The real solution to our public education problem is a return to local control, which is to say to public accountability. This will be difficult, especially because local educational infrastructure has become so worn down and corrupt. Reform’s first, essential step will bring shock and resistance because it means ending federal and even state control over local education. Genuine participation and accountability require eliminating tax support, including support provided through state “equalization” schemes that purport to make education more “fair” by redistributing tax money from one district to another. Only if the citizens of specific, small districts are in charge of raising and paying the funds they then decide how to use can we re-establish the local parental involvement essential to re-entrenching schools in their communities. Only in this way can we eliminate state and national control that insulates teachers and educrats from parents and community leaders. Only in this way can we rebuild the self-confidence and mutual trust necessary to support children in their drive to become educated members of their communities.

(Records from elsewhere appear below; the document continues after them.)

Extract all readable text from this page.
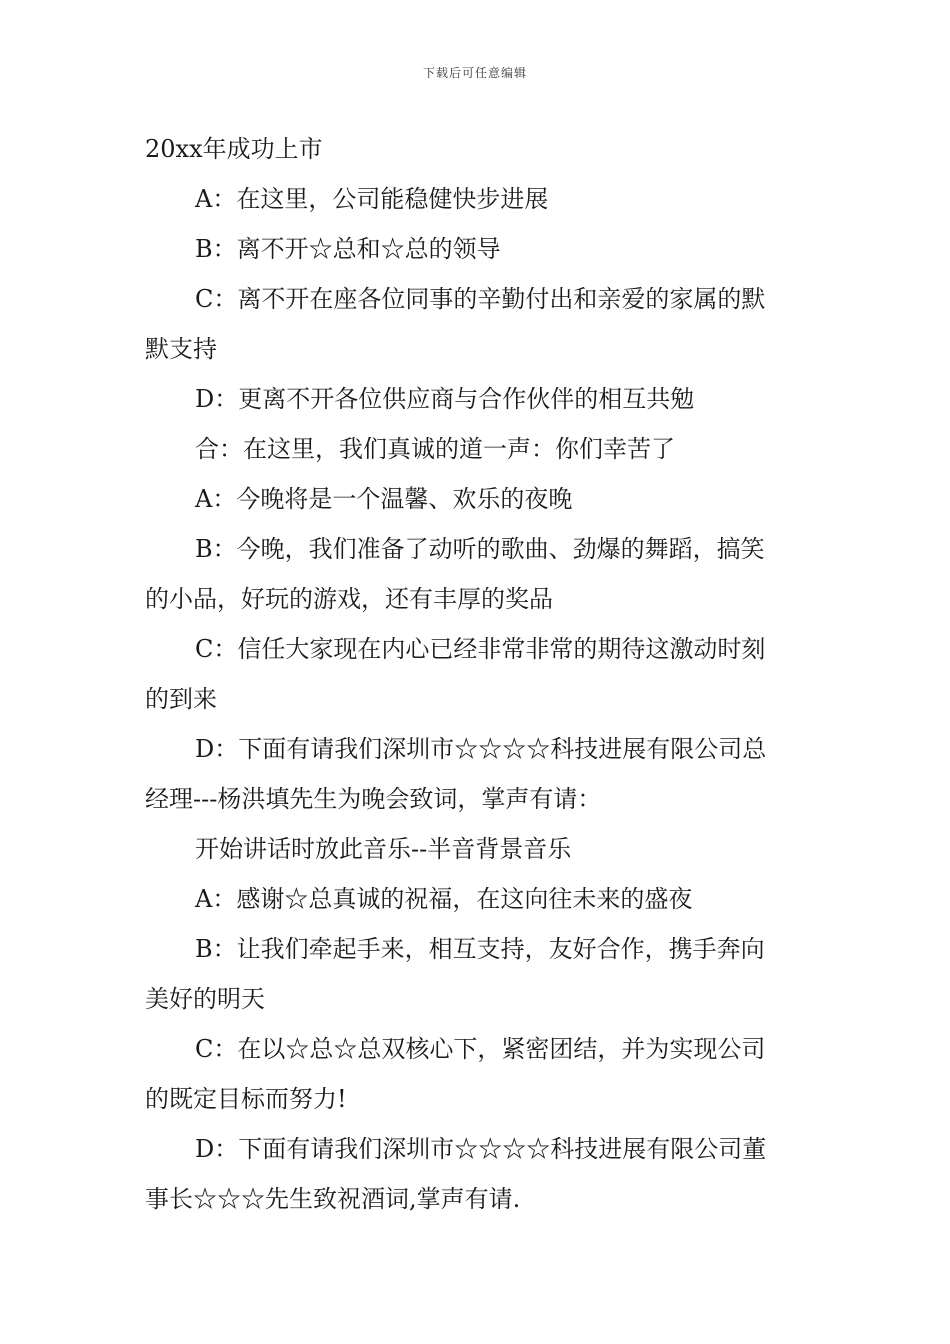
下载后可任意编辑

20xx年成功上市

A：在这里，公司能稳健快步进展

B：离不开☆总和☆总的领导

C：离不开在座各位同事的辛勤付出和亲爱的家属的默

默支持

D：更离不开各位供应商与合作伙伴的相互共勉

合：在这里，我们真诚的道一声：你们幸苦了

A：今晚将是一个温馨、欢乐的夜晚

B：今晚，我们准备了动听的歌曲、劲爆的舞蹈，搞笑

的小品，好玩的游戏，还有丰厚的奖品

C：信任大家现在内心已经非常非常的期待这激动时刻

的到来

D：下面有请我们深圳市☆☆☆☆科技进展有限公司总

经理---杨洪填先生为晚会致词，掌声有请：

开始讲话时放此音乐--半音背景音乐

A：感谢☆总真诚的祝福，在这向往未来的盛夜

B：让我们牵起手来，相互支持，友好合作，携手奔向

美好的明天

C：在以☆总☆总双核心下，紧密团结，并为实现公司

的既定目标而努力!

D：下面有请我们深圳市☆☆☆☆科技进展有限公司董

事长☆☆☆先生致祝酒词,掌声有请.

The sky will not fall if local communities reclaim responsibility as well as control over local education. We know, for example, that school districts spending the most per student often are the least successful in educating those students. Programs aimed at replacing broken families with politically correct programming perpetuate failure and resentment. Opportunities for local associations and families—including single-parent and other struggling families—to genuinely participate in their children’s education provide the only means by which communities and lives can be rebuilt and children set on the way to success in their jobs and, even more important, in their communities.
Bruce Frohnen, the Ella and Ernest Fischer Professor of Law, Ohio Northern University College of Law, is currently working on a book reclaiming the history and principles of American Conservatism with Ted McAllister as part of the American Project.